My point here is simple. Markets are a game of probability, and so are companies. Companies need to keep adapting to the changes or they will go extinct. As Mr. Satya Nadela says, "either create the future through innovations or adopt the changes." That's the only way to increase your runway. While selecting companies, always keep the "survival of the fittest" philosophy in mind. In the early 2000s, Blackberry was the market leader, and every investor and trader had one. The 2008 financial storm dragged Blackberry with it, making way for Apple to become the new leader in the industry. Back in the 1990s, camera meant Kodak. Kodak had the ability to adopt, but they adopted the wrong change. They went on improving their films, and Japanese companies came in with the concept of "Har Ghar Camera." That's how Canon became the leader. Adopting changes is great, but make sure you adopt the right changes.
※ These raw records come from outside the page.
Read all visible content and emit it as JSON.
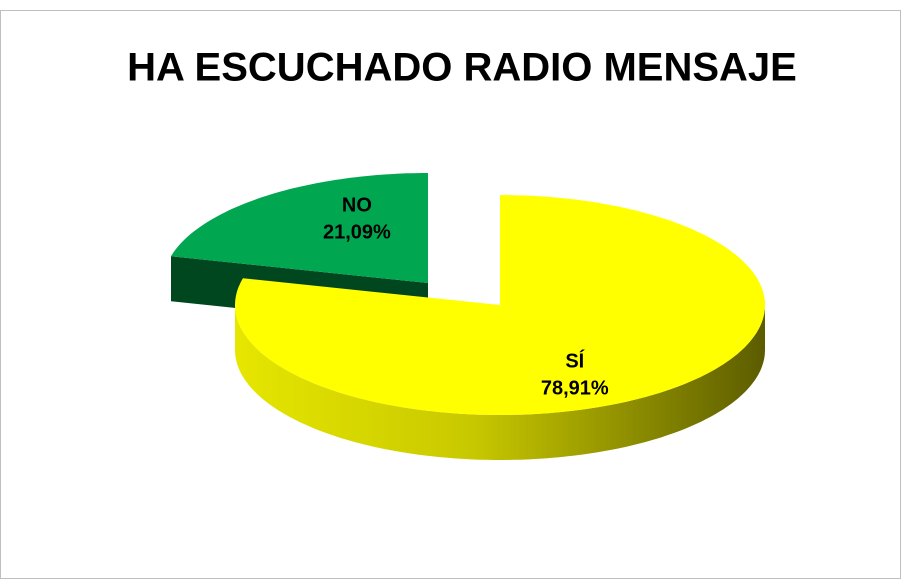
{
  "chart_data": {
    "type": "pie3d",
    "title": "HA ESCUCHADO RADIO MENSAJE",
    "categories": [
      "SÍ",
      "NO"
    ],
    "values": [
      78.91,
      21.09
    ],
    "value_labels": [
      "78,91%",
      "21,09%"
    ],
    "colors": [
      "#ffff00",
      "#00a650"
    ]
  }
}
Markets are here to stay, but do you think that your companies have the ability to sustain them? Is the management competent? Is their profitability improving? Are customers happy with the services provided by your companies? A company that may appear invincible today unless it adapts and reinvests continuously. The same philosophy applies to humans as well. Look at Bill Gate. There hasn't been a single year in the last 35 years when his name hasn't appeared in Forbes magazine. That's some kind of consistency.

Also, while index investing is passive, the index itself is anything but passive. It is designed to follow the same ruthless logic of evolution that Darwin decoded way back in the nineteenth century.